In a free market, the costs do not determine the prices, but rather the expectations of prices determine which costs will (or will not) be incurred. To the extent that the entrepreneur is in error, costs will exceed prices. Of course, the costs of production in a free market approach or equal the opportunity cost for the respective productive resources, which are also intimately and inextricably linked to the perceived value to be thereby provided.

Is it true that price (i.e., value of the final good) approximates cost of production? In the long run, yes this is true. But a theory of value needs to speak to more than just long-run trends, does it not? Ultimately, value is determined subjectively and with some uncertainty; it is not determined by the costs of production. Rather, the costs of production are determined by the anticipated value of the output.

I cannot resist the temptation to bring up the ditch-diggers or make-work programs. These things are costly; expensive. But as Bastiat noted over a century ago, they are not valuable. Lest I be accused of setting up straw men, these examples are only fallacious in the sense that such unproductive dispositions of labor and resources are unlikely to occur, and even less likely to persist, in a truly free market. But the fact remains: it doesn’t matter how hard or how long a man works towards a project which others do not value.

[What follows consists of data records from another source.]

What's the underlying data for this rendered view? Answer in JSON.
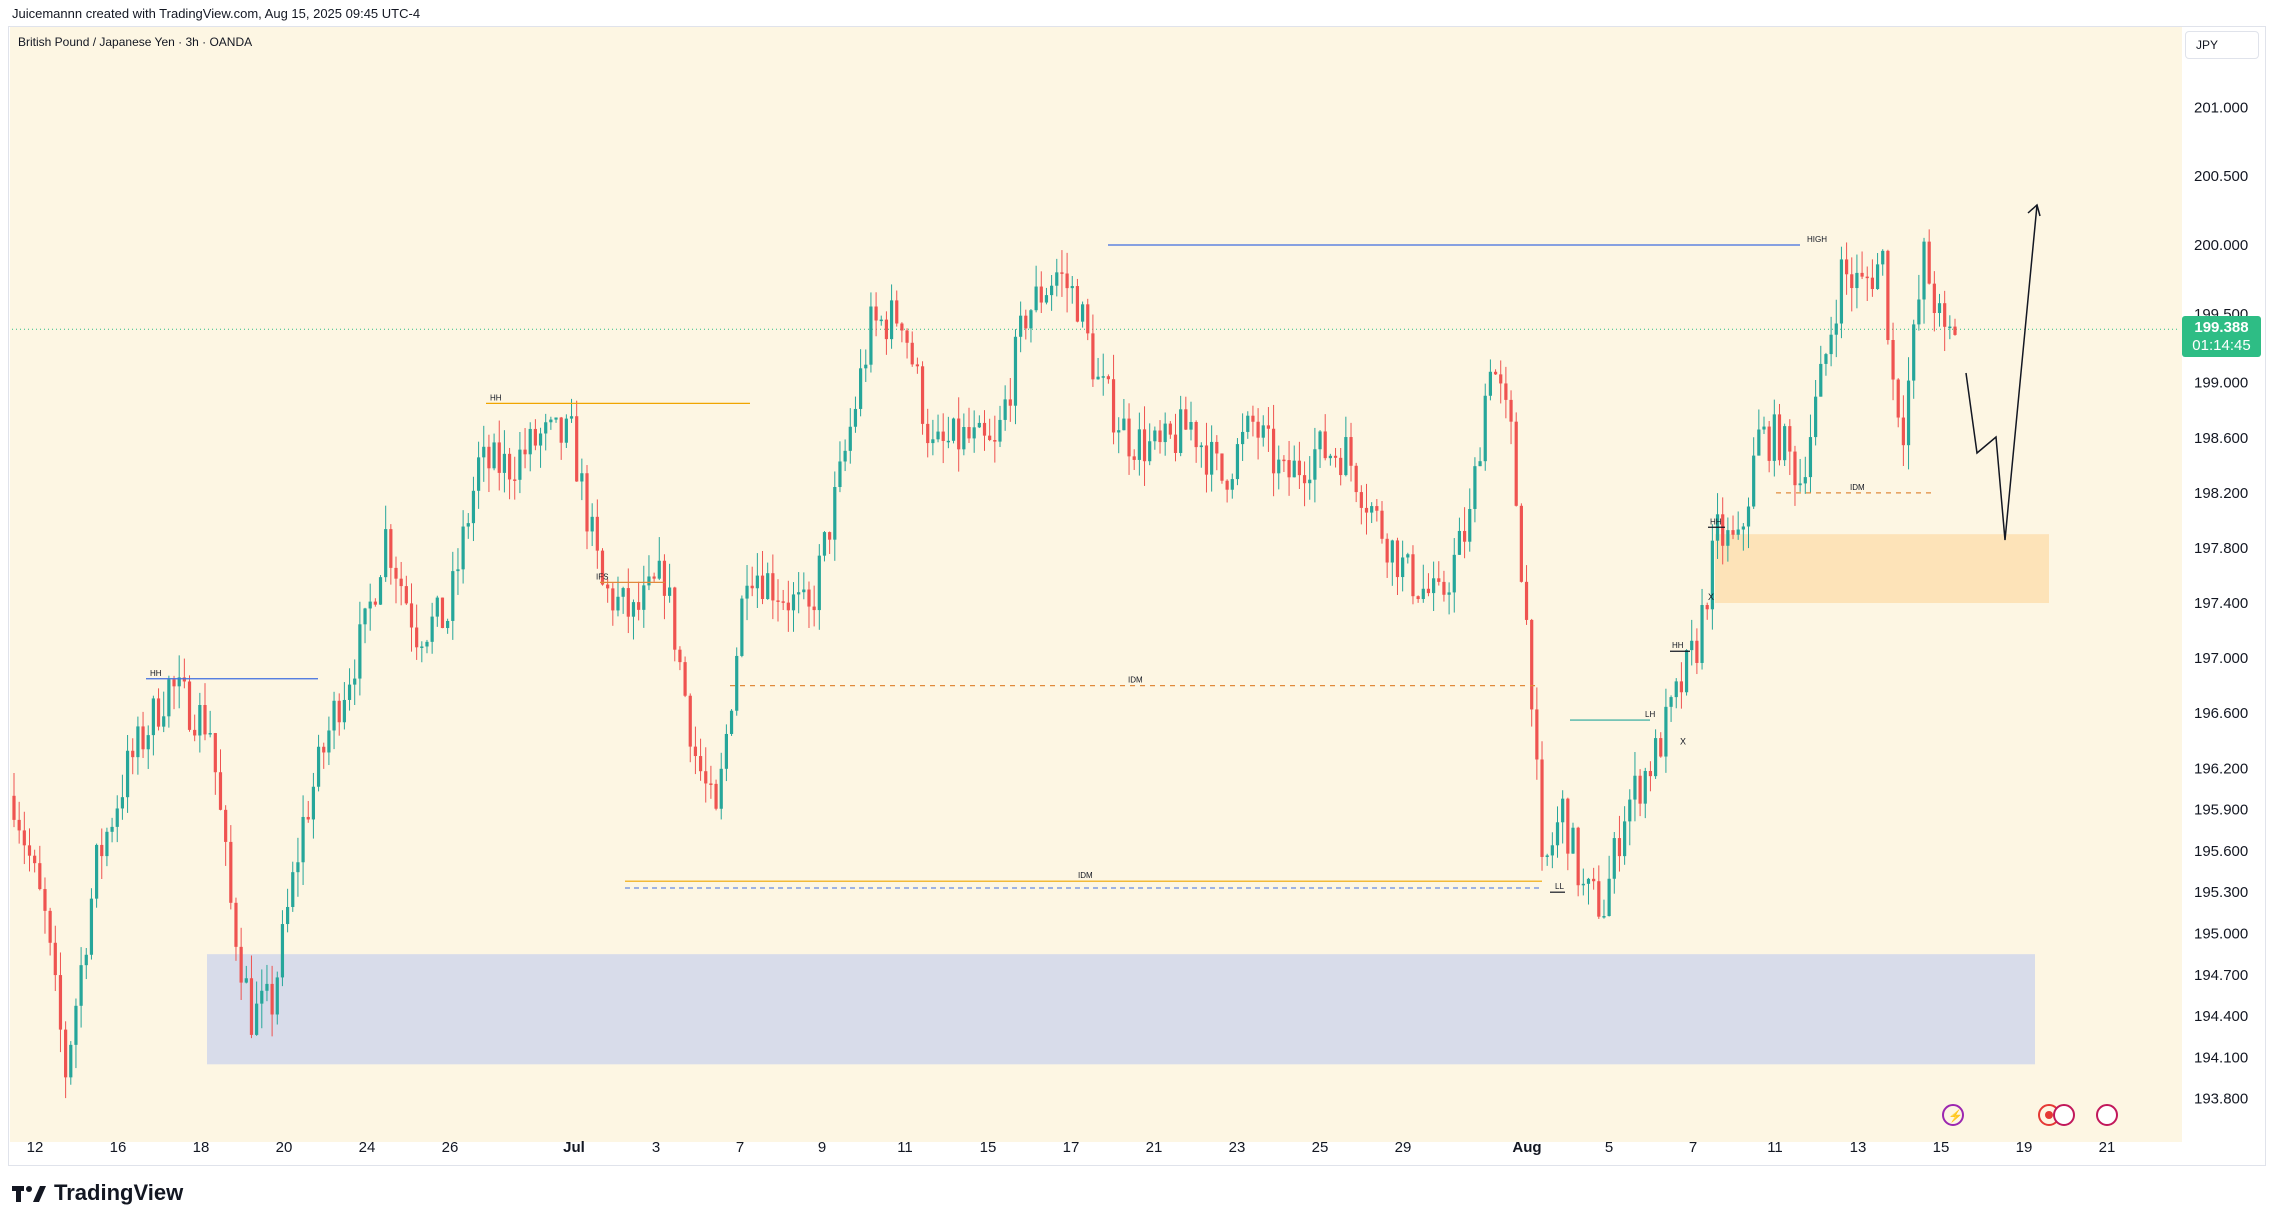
{
  "header": {
    "caption": "Juicemannn created with TradingView.com, Aug 15, 2025 09:45 UTC-4"
  },
  "symbol": {
    "title": "British Pound / Japanese Yen · 3h · OANDA"
  },
  "currency": "JPY",
  "price_tag": {
    "price": "199.388",
    "countdown": "01:14:45"
  },
  "footer": {
    "brand": "TradingView"
  },
  "colors": {
    "bg": "#fdf6e3",
    "up": "#26a69a",
    "down": "#ef5350",
    "demand_zone": "#fde3b8",
    "blue_zone": "#d8dcea",
    "price_tag": "#2ebd85"
  },
  "chart_data": {
    "type": "candlestick",
    "ylim": [
      193.6,
      201.4
    ],
    "y_ticks": [
      "201.000",
      "200.500",
      "200.000",
      "199.500",
      "199.000",
      "198.600",
      "198.200",
      "197.800",
      "197.400",
      "197.000",
      "196.600",
      "196.200",
      "195.900",
      "195.600",
      "195.300",
      "195.000",
      "194.700",
      "194.400",
      "194.100",
      "193.800"
    ],
    "x_ticks": [
      "12",
      "16",
      "18",
      "20",
      "24",
      "26",
      "Jul",
      "3",
      "7",
      "9",
      "11",
      "15",
      "17",
      "21",
      "23",
      "25",
      "29",
      "Aug",
      "5",
      "7",
      "11",
      "13",
      "15",
      "19",
      "21"
    ],
    "current_price": 199.388,
    "anchors": [
      {
        "t": 0,
        "p": 196.0
      },
      {
        "t": 6,
        "p": 195.1
      },
      {
        "t": 10,
        "p": 194.0
      },
      {
        "t": 16,
        "p": 195.5
      },
      {
        "t": 22,
        "p": 196.2
      },
      {
        "t": 30,
        "p": 196.8
      },
      {
        "t": 38,
        "p": 196.5
      },
      {
        "t": 42,
        "p": 195.2
      },
      {
        "t": 46,
        "p": 194.4
      },
      {
        "t": 50,
        "p": 194.5
      },
      {
        "t": 56,
        "p": 195.8
      },
      {
        "t": 62,
        "p": 196.6
      },
      {
        "t": 68,
        "p": 197.2
      },
      {
        "t": 72,
        "p": 197.9
      },
      {
        "t": 78,
        "p": 197.2
      },
      {
        "t": 84,
        "p": 197.3
      },
      {
        "t": 90,
        "p": 198.4
      },
      {
        "t": 96,
        "p": 198.4
      },
      {
        "t": 102,
        "p": 198.6
      },
      {
        "t": 108,
        "p": 198.6
      },
      {
        "t": 114,
        "p": 197.5
      },
      {
        "t": 120,
        "p": 197.3
      },
      {
        "t": 126,
        "p": 197.6
      },
      {
        "t": 132,
        "p": 196.3
      },
      {
        "t": 136,
        "p": 195.8
      },
      {
        "t": 142,
        "p": 197.7
      },
      {
        "t": 148,
        "p": 197.5
      },
      {
        "t": 154,
        "p": 197.3
      },
      {
        "t": 160,
        "p": 198.3
      },
      {
        "t": 166,
        "p": 199.4
      },
      {
        "t": 172,
        "p": 199.5
      },
      {
        "t": 178,
        "p": 198.5
      },
      {
        "t": 184,
        "p": 198.6
      },
      {
        "t": 190,
        "p": 198.5
      },
      {
        "t": 196,
        "p": 199.5
      },
      {
        "t": 202,
        "p": 199.8
      },
      {
        "t": 206,
        "p": 199.6
      },
      {
        "t": 210,
        "p": 199.0
      },
      {
        "t": 216,
        "p": 198.6
      },
      {
        "t": 222,
        "p": 198.5
      },
      {
        "t": 228,
        "p": 198.7
      },
      {
        "t": 234,
        "p": 198.3
      },
      {
        "t": 240,
        "p": 198.7
      },
      {
        "t": 246,
        "p": 198.3
      },
      {
        "t": 252,
        "p": 198.5
      },
      {
        "t": 258,
        "p": 198.5
      },
      {
        "t": 264,
        "p": 198.0
      },
      {
        "t": 270,
        "p": 197.6
      },
      {
        "t": 276,
        "p": 197.4
      },
      {
        "t": 282,
        "p": 198.0
      },
      {
        "t": 286,
        "p": 199.2
      },
      {
        "t": 290,
        "p": 198.6
      },
      {
        "t": 294,
        "p": 196.8
      },
      {
        "t": 296,
        "p": 195.4
      },
      {
        "t": 300,
        "p": 195.9
      },
      {
        "t": 304,
        "p": 195.3
      },
      {
        "t": 308,
        "p": 195.2
      },
      {
        "t": 312,
        "p": 195.9
      },
      {
        "t": 318,
        "p": 196.3
      },
      {
        "t": 322,
        "p": 196.7
      },
      {
        "t": 326,
        "p": 197.1
      },
      {
        "t": 330,
        "p": 197.9
      },
      {
        "t": 334,
        "p": 197.8
      },
      {
        "t": 338,
        "p": 198.6
      },
      {
        "t": 342,
        "p": 198.6
      },
      {
        "t": 346,
        "p": 198.3
      },
      {
        "t": 350,
        "p": 199.0
      },
      {
        "t": 354,
        "p": 199.8
      },
      {
        "t": 358,
        "p": 199.7
      },
      {
        "t": 362,
        "p": 199.9
      },
      {
        "t": 364,
        "p": 199.0
      },
      {
        "t": 366,
        "p": 198.7
      },
      {
        "t": 370,
        "p": 199.9
      },
      {
        "t": 374,
        "p": 199.3
      },
      {
        "t": 376,
        "p": 199.4
      }
    ],
    "annotations": {
      "levels": [
        {
          "label": "HIGH",
          "price": 200.0
        },
        {
          "label": "HH",
          "price": 198.85
        },
        {
          "label": "HH",
          "price": 196.85
        },
        {
          "label": "IDM",
          "price": 196.8
        },
        {
          "label": "IDM",
          "price": 195.38
        },
        {
          "label": "IDM",
          "price": 198.2
        },
        {
          "label": "LH",
          "price": 196.55
        },
        {
          "label": "HH",
          "price": 197.05
        },
        {
          "label": "HH",
          "price": 197.95
        },
        {
          "label": "LL",
          "price": 195.3
        },
        {
          "label": "IFS",
          "price": 197.55
        },
        {
          "label": "X",
          "price": 196.4
        },
        {
          "label": "X",
          "price": 197.45
        }
      ],
      "zones": [
        {
          "name": "demand",
          "from": 197.4,
          "to": 197.9
        },
        {
          "name": "blue",
          "from": 194.05,
          "to": 194.85
        }
      ]
    }
  }
}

One objection might be that the labor costs are determined by labor’s opportunity costs, and so in a free market the labor-theory still holds. But the opportunity costs are also appraisals of the potential future values of whatever else may be produced by labor, and these values are no more certain than the anticipated value of what labor in-fact chooses to produce. No matter which course of action taken by labor, unless the final product is subjectively deemed “valuable” on the market, it’s price will not be sufficient to cover the perceived disutility or discomfort of labor “costs” incurred during its production.

We know or assume to know what value will be produced by a certain amount of labor, and this knowledge guides economic actors in their determination of the prices to be paid for such productive resources. So what we can conclude is that value is the independent variable in the equation, by which final prices are ultimately determined.

Carson continues,

Or to approach it from the opposite direction, we can start with the law of cost as the basis of price, and from there systematically eliminate all the subordinate factors that only have a price because of artificial scarcity, leaving only labor as a creator of exchange-value in its own right (at least for the equilibrium prices of goods in elastic supply).

Although price and cost should tend towards convergence in a truly free market, the important distinction, though, is that labor simply doesn’t “create” or imbue a product with “value”.

Demand, utility, desire, the ability to fulfill needs or satisfy discomfort, these abstract notions are what acting man finds valuable. However true it is that labor is the ultimate “creator of exchange-value in its own right,” but although labor certainly assists in the creation of all things valuable, value (at the terminus) is not determined by the past labor embodied during the production process.


For further reading on the topic, I suggest Bob Murphy’s The Labor Theory of Value: A Critique of Carson’s Studies in Mutualist Political Economy. Murphy restates “the case for the superiority of the marginal, subjective theory versus the labor (or more generally, cost) theory of value” Murphy concludes that “everything true of the cost (labor) theory can be incorporated in the subjective theory of value”.